JSE-listed township and rural retail-focused property fund Exemplar REITail is continuing with its expansion plans in the face of the Covid-19 pandemic.
The Pretoria-based group, which on Friday posted a “healthy set of interim results” for its half-year ended August 31, also announced the acquisition of a majority 50.1% stake in the new Mall of Tembisa.
Set to open later this month (November), the 44 809m2 shopping centre is valued at more than R1.4 billion, with Exemplar’s stake valued at R726 million.
Exemplar is a tightly held real estate investment trust (Reit), largely controlled by the McCormick family. It has a current market capitalisation of more than R3.1 billion.
While the Mall of Tembisa acquisition is a related party transaction with its development partners McCormick Property Development Proprietary Limited (MPD), the fund also revealed plans for construction to start on another greenfields retail development – Mount Frere Mall in the Eastern Cape.
“The final quarter of the year holds a number of opportunities for us,” says Exemplar CEO Jason McCormick.
“While the [Mall of Tembisa] deal is still subject to JSE and Competition Commission approval, we are confident that this will be a phenomenal addition to the Exemplar portfolio.”
He adds that the Mount Frere Mall development “marks the evolution of Exemplar’s acquisition strategy”.
“While our initial strategy was to only acquire completed, income-producing properties, this project sees our involvement from the development stage, with the view to delivering greater returns for our shareholders.”
The fund’s continued expansion comes as rural and township malls are performing better than urban and super-regional centres.
This is despite Covid-19’s impact on the economy and broader retail sector.
According to its JSE Sens statement on the Mall of Tembisa deal, the total purchase consideration for the stake is just over R78.5 million. This will be settled through the issue of 7 262 921 new ordinary Exemplar shares to MPD.
“Exemplar has entered into an agreement with MPD to acquire 50.1% of the issued shares in Devco [Mall of Tembisa Pty Ltd], in addition to the claims on loan account in excess of R632 592 052 which MPD has against Devco, for the consideration [the ‘acquisition’], and with effect from 20 November 2020 [the ‘effective date’],” it notes.

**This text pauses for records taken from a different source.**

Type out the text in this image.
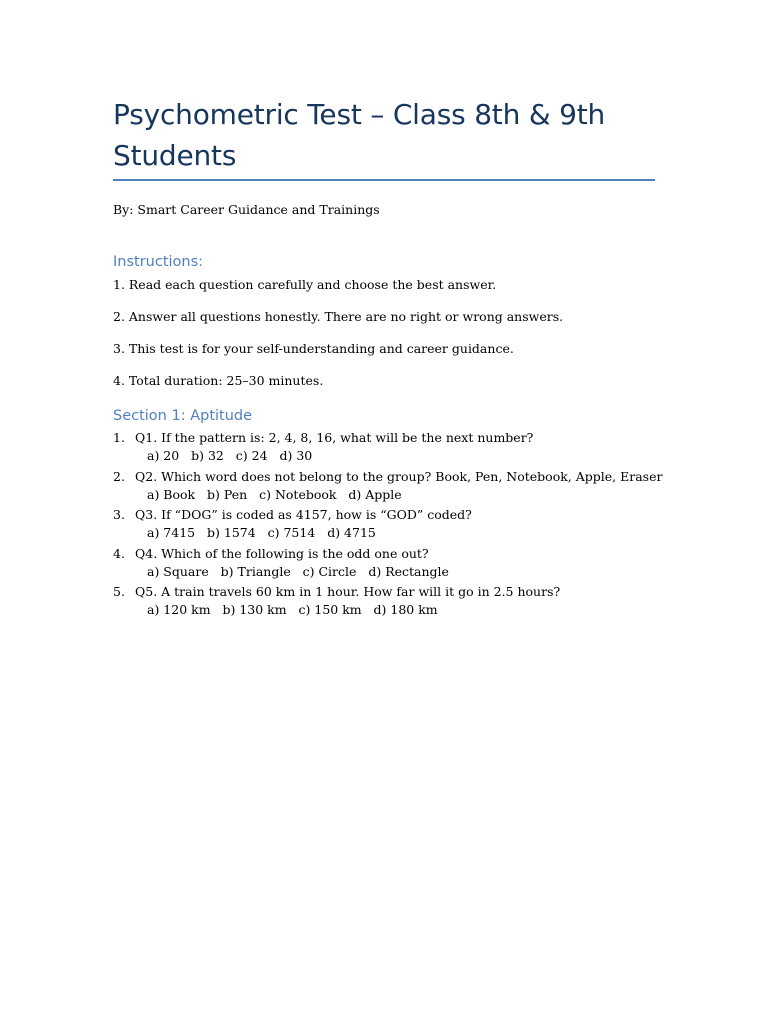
Psychometric Test – Class 8th & 9th Students
By: Smart Career Guidance and Trainings
Instructions:

1. Read each question carefully and choose the best answer.

2. Answer all questions honestly. There are no right or wrong answers.

3. This test is for your self-understanding and career guidance.

4. Total duration: 25–30 minutes.

Section 1: Aptitude
1. Q1. If the pattern is: 2, 4, 8, 16, what will be the next number?
a) 20   b) 32   c) 24   d) 30
2. Q2. Which word does not belong to the group? Book, Pen, Notebook, Apple, Eraser
a) Book   b) Pen   c) Notebook   d) Apple
3. Q3. If “DOG” is coded as 4157, how is “GOD” coded?
a) 7415   b) 1574   c) 7514   d) 4715
4. Q4. Which of the following is the odd one out?
a) Square   b) Triangle   c) Circle   d) Rectangle
5. Q5. A train travels 60 km in 1 hour. How far will it go in 2.5 hours?
a) 120 km   b) 130 km   c) 150 km   d) 180 km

Exemplar declared an interim dividend of 35.96 cents per share on Friday. This is despite what it noted as a “challenging year that has seen the retail sector facing unprecedented headwinds”.
Its dividend per share (DPS) for the half-year included net asset value per share growth of 10.82 cents. However, DPS fell 7.81 cents or 17.8% against its comparative interim period.
The group paying an interim dividend is noteworthy, considering that most of its JSE-listed peers are deferring dividend payouts to the end of their financial years or opting for a payout ratio.
“While these are not the results we anticipated, we are still immensely proud of what the company has achieved in this difficult economic environment,” says McCormick.
“No one could have predicted the challenges we would have to face in 2020 but we have managed to maintain the growth of the portfolio and ensure the job security of our employees.”
Exemplar, which currently owns a portfolio of 22 retail assets across five provinces, provided rental assistance to the value of R28.5 million during the period. In addition, it has provided for “doubtful debt” of R12.3 million to cover potential tenant arrears.
“These extraordinary amounts have reduced profit and distributions by R40.8 million,” the group points out in its results presentation.
The rental relief and bad debts provision equated to 12.55 cent per share. “The current distribution would have been 10.8% up on the corresponding prior year distribution,” the presentation adds.